I have no intention of submitting patches to any Mozilla projects. Even if I did contribute to jemalloc again in the future, that's not a Mozilla project. I don't have any issues with the jemalloc developers or project. Also, to be clear, jemalloc is not in any way a hardened allocator and the kind of security work that I do is not in scope for it. The patches that I submitted to jemalloc in the past were performance improvements and had nothing to do with my work on security or GrapheneOS. The hardened_malloc project is not a fork of an existing malloc implementation, and certainly not jemalloc. I would recommend reading https://github.com/GrapheneOS/hardened_malloc/blob/master/README.md rather than continuing what Tom started by making bad assumptions. My goals have nothing to do with submitting any patches to Mozilla projects or jemalloc. I have a pile of bugs including security issues that I've found in Mozilla products that I cannot report to them because of how I've been treated. Improving their software is their problem, not mine. They drove me away a long time ago.

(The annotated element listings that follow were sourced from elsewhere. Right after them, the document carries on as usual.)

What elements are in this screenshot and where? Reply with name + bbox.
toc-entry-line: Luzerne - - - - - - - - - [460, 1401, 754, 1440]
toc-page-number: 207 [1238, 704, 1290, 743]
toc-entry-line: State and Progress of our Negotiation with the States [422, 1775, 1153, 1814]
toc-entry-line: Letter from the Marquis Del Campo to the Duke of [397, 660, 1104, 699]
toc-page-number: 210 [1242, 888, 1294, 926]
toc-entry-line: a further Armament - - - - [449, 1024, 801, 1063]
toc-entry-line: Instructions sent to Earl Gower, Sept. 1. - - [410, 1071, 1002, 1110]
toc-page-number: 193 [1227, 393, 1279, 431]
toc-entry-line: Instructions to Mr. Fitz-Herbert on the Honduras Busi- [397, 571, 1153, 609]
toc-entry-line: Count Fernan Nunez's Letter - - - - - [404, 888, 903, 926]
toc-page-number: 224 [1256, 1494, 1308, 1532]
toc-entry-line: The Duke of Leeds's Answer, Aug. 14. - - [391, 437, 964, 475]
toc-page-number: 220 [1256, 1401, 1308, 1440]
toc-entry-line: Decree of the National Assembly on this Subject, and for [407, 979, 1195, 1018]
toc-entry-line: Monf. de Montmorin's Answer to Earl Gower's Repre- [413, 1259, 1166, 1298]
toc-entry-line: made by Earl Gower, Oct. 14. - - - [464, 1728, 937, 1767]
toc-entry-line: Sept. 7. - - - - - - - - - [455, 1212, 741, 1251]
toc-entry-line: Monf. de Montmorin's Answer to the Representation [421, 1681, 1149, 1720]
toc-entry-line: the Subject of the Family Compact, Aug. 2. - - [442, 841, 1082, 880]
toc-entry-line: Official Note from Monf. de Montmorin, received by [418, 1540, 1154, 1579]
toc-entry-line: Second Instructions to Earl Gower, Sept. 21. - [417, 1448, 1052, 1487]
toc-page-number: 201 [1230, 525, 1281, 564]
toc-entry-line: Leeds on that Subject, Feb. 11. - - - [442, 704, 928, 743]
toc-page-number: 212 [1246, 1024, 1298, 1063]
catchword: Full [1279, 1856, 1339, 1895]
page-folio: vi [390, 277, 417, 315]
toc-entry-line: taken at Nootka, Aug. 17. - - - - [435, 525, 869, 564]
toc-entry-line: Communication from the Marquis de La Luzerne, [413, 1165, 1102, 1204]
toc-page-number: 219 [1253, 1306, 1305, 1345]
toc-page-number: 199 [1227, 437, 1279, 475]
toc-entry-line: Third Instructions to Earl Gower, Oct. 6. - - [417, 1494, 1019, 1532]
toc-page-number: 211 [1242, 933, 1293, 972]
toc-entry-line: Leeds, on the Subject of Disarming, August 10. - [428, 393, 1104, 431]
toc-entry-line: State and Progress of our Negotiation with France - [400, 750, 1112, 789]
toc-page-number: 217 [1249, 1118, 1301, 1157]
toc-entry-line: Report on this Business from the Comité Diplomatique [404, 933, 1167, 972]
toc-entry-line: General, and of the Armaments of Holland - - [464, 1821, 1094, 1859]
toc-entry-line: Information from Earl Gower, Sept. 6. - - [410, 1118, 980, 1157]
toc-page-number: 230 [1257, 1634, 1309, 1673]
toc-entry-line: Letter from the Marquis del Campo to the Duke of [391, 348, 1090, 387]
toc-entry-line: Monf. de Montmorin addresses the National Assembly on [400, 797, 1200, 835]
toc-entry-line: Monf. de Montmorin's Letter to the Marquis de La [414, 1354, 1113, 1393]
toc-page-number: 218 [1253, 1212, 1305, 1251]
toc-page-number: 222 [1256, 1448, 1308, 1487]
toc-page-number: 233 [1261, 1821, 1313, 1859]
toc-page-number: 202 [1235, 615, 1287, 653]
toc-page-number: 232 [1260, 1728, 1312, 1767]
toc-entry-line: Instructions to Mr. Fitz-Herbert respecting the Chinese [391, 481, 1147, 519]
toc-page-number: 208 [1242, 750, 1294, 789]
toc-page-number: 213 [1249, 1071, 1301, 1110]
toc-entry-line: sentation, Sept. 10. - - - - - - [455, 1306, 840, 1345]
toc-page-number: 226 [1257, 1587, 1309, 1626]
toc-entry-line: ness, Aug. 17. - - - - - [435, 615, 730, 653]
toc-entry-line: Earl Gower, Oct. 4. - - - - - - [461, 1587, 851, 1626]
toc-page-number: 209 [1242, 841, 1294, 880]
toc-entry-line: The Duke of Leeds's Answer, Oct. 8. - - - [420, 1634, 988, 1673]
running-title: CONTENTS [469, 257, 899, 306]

I would suggest that if people don't want to be called out for spreading misinformation and making dishonest / misleading claims, they should simply avoid doing it. You won't find me trashing and dismissing jemalloc anywhere. It's a solid project making sensible design compromises based on the goals. It's heavily oriented towards throughput, low fragmentation and efficiency. It's not a hardened allocator, and is in fact extremely friendly to exploitation even compared to a traditional baseline like dlmalloc. It isn't meant to be a hardened allocator, and that's not some design flaw, but rather the consequence of all the design choices and compromises involved in it. An allocator cannot be all things to all people. There is no best allocator for all use cases / needs and there won't be one. They have substantial design compromises / trade-offs. This applies to lots of software and many things beyond software. I have no problem with someone stating that hardened_malloc isn't for them or their project and optionally explaining why. My issue is with someone attacking it with misleading / false claims and portraying it as negligibly useful or something that can be obsoleted with some tweaks / features bolted onto jemalloc.
The equivalent would be someone that's seen / portrayed as an expert completely downplaying the work of Tor developers, dismissing the usefulness of the project and portraying matching what it provides as simply a matter of making some tweaks to OpenVPN. That's much less personal, because it's an attack on a collaborative project by a bunch of people, not the work of a specific individual. It would also be much more easily seen as bogus compared to someone doing the same thing with memory allocators. It's very harmful to have someone making those false claims about my work. This is my full time job. It's how I earn an income. There is no company funding my work on this but rather I depend entirely on donations. I depend on people understanding the value of the work and someone attacking it with false claims is a direct attack on the sustainability of the project and my job. It's an extremely personal attack. I'm perfectly fine with people criticizing it but they need to be honest and stick to facts. If they have no clue what they're talking about and haven't even read the documentation, they shouldn't be talking about as if they're an expert, especially if what they're doing is attacking / dismissing it. I put a lot of work into writing that kind of documentation for the projects too. The reality is that I have to deal with people attacking these projects with misinformation on quite literally a daily basis and I don't tolerate it.